By Jack Phillips
House Democrats are preparing to make President Donald Trump the third president in U.S. history to get impeached, but Republicans and Trump may be the ones who ultimately cash in ahead of the 2020 elections.
The Republican National Committee’s (RNC) deputy chief of staff, Mike Reed, told Axios that “voters are consistently expressing how they want Washington to focus on real issues,” claiming that more than 600,000 new voters have been added since impeachment began.
And in the past week, the Trump campaign and RNC took in a combined $10 million in small-dollar donations as the House Judiciary Committee passed two articles of impeachment, the report said, which added that that in late September, in the three days after House Speaker Nancy Pelosi (D-Calif.) announced the initial impeachment inquiry into Trump, about $15 million was raised.
✅$5 Million combined in 24 hrs
✅Donors in all 50 states
Huge groundswell of support leading to Trump landslide in 2020!
— Brad Parscale (@parscale) September 25, 2019
An official also said that about a quarter of Trump rally registrants have been self-described Democrats or independents since the inquiry started.
Democrats haven’t released specific fundraising totals since the inquiry was launched.

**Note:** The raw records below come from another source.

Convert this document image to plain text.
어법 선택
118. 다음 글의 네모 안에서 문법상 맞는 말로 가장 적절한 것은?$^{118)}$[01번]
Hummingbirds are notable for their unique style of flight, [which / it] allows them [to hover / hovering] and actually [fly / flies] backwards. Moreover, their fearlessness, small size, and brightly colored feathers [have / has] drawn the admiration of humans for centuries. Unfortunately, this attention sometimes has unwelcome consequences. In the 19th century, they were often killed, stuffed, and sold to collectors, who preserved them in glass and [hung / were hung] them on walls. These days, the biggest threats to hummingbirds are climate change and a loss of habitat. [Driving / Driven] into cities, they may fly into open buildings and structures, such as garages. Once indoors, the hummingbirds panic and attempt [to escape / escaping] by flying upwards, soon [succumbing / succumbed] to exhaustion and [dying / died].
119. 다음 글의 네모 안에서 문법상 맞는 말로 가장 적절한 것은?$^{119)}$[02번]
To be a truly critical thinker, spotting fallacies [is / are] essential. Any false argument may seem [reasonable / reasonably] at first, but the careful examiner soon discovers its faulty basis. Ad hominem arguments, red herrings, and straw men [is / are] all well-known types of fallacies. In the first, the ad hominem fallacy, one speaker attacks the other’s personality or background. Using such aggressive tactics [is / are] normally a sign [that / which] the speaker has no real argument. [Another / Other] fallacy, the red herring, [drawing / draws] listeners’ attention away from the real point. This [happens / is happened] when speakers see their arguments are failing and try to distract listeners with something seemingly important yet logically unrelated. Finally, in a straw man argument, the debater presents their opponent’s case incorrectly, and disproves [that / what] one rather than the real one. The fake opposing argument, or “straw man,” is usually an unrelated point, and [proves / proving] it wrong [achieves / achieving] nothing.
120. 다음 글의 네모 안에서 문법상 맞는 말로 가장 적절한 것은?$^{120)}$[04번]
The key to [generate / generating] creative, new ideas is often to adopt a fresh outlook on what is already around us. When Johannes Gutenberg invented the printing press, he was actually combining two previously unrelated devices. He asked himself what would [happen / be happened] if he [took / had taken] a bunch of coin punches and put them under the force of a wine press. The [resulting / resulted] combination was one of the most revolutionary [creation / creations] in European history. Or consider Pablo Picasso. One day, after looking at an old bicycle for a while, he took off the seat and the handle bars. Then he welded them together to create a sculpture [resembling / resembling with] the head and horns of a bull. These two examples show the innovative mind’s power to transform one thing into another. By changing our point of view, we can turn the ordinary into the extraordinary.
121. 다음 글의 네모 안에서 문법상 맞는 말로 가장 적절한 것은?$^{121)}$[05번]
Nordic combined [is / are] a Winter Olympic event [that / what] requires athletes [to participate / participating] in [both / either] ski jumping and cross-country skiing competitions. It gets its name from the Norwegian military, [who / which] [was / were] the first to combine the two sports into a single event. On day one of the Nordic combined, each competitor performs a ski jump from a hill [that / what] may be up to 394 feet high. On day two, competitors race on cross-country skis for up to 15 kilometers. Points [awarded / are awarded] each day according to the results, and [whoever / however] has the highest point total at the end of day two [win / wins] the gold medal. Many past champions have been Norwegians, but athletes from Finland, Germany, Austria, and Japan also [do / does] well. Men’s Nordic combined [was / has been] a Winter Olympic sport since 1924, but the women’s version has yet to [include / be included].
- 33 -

The Democratic Congressional Campaign Committee said it doesn’t have dollar or donor figures to share about impeachment, according to the Axios report.
The Center for Responsive Politics’ Open Secrets website in mid-October noted that the RNC and Trump’s campaign have raised “a record-breaking $334 million to advance GOP campaigns nationwide.” Meanwhile, the Democratic National Committee (DNC) has lagged “far behind in its lackluster fundraising efforts, with $8.6 million on hand through the end of September. Falling short in campaign funds, the committee is limited in its ability to help Democratic candidates ahead of 2020.”
“The RNC entered September with $53.8 million on hand and ended the month with $59.2 million in the bank. That’s more than twice as much money as it had at the beginning of the year and far more than the $19.4 million it had at this point in 2015,” according to the website.
On Wednesday, the House of Representatives began its debate and will hold a vote on the two articles of impeachment against President Donald Trump, arising out of a July conversation he had with Ukraine.
This week, a number of Democrats from districts that Trump carried in 2016 have signaled they would vote in favor of the articles of impeachment, essentially giving House Democrats the 218-vote threshold they need to pass articles of impeachment. The House requires a simple majority vote, but when the two articles reach the Senate, they need a 67-vote minimum. Congressional officials on both sides of the political spectrum have noted that it’s extremely unlikely for Trump to get removed from office. No president in history has ever been convicted by the Senate.